An authentic policy of 'preventive defense' is one that will intentionally forego the use of military force that is pre-emptive or preventive (i.e., unprovoked) in favor of the development of effective conflict resolution processes that are capable of addressing real international grievances. In 1946, at the beginning of the Cold War, Lewis Mumford suggested [13] that there could be NO insurance against a nuclear attack on the U.S. short of genuine international cooperation of this sort. He convincingly argued that not even a 'preventive' nuclear first-strike by the U.S. (against Russia, the presumed enemy at that time) could be expected to effectively preclude the use of nuclear weapons against the U.S., and/or their proliferation in the aftermath of such a war.

To his credit, Perry seems to have recently adopted a new approach. He has put away the red flag of terrorism that he, as part of Bush's foreign-policy parade, has been waving in the public's face. His attention has turned to admonishing the President. In a piece entitled Not Negotiating is Not a Solution (July 24, 2003) Perry states, "The Bush Administration has refused to negotiate with North Korea. The strategy underlying this approach is not clear, but the consequences are all too clear."[14]

Someone should point Perry in the direction of the 2000 PNAC document, which sheds ample light on the strategies underwriting current foreign policy decisions.

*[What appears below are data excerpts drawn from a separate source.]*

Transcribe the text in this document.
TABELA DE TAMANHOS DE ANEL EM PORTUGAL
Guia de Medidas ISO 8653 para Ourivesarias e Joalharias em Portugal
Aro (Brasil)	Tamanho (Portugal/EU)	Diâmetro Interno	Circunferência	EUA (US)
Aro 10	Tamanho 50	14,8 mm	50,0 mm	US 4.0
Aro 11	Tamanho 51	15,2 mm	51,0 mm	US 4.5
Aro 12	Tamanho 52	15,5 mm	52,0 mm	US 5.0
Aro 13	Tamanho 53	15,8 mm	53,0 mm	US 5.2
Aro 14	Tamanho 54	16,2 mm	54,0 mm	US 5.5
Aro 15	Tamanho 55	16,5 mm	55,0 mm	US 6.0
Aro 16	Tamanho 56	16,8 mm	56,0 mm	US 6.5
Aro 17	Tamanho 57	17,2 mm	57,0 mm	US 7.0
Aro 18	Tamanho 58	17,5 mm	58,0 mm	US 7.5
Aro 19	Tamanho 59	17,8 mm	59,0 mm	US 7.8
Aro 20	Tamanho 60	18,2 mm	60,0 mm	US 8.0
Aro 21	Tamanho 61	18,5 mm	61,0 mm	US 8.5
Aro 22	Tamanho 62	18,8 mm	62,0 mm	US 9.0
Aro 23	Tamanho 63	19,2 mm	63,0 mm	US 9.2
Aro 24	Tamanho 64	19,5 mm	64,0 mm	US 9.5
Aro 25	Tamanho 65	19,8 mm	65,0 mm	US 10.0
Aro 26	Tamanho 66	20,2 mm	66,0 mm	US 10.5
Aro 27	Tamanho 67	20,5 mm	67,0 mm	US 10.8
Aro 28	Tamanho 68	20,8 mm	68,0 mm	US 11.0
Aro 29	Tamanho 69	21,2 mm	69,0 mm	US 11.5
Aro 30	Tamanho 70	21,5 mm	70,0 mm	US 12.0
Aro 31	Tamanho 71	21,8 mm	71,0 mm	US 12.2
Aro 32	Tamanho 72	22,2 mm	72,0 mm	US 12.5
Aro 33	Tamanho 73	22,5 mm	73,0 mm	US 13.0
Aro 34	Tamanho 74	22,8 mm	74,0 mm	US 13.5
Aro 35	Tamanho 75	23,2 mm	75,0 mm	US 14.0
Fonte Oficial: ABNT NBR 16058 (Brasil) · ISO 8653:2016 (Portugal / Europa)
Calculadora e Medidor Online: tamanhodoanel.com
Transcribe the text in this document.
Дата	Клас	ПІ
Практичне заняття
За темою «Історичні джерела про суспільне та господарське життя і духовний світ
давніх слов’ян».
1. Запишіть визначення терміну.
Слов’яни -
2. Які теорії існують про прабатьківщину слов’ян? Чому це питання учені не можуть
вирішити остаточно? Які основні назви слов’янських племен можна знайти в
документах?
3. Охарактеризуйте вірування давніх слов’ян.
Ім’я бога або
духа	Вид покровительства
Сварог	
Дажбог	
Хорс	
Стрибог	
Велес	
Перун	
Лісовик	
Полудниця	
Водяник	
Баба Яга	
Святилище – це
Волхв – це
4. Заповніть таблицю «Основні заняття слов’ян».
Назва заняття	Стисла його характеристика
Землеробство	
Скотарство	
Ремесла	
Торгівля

If what one wants to do is legitimize wars that are undertaken for the purpose of strategic occupation of foreign lands in a game of global dominance - Hitler knew this, and acted accordingly - one must either rationalize invasion as a form of assistance to the victim country (e.g., 'nation-building') or be able to justify such invasions by construing at least some of those under attack as 'enemies', who must be removed. And if there are many lands that are calling out for occupation, there will be need for an endless stream of enemies. How can that need be satisfied? Well, to paraphrase Abraham Maslow, " When the only tool you have in your foreign policy toolbox is a bomb, everyone starts to look like an enemy ". There is method in the madness of being a one-trick president.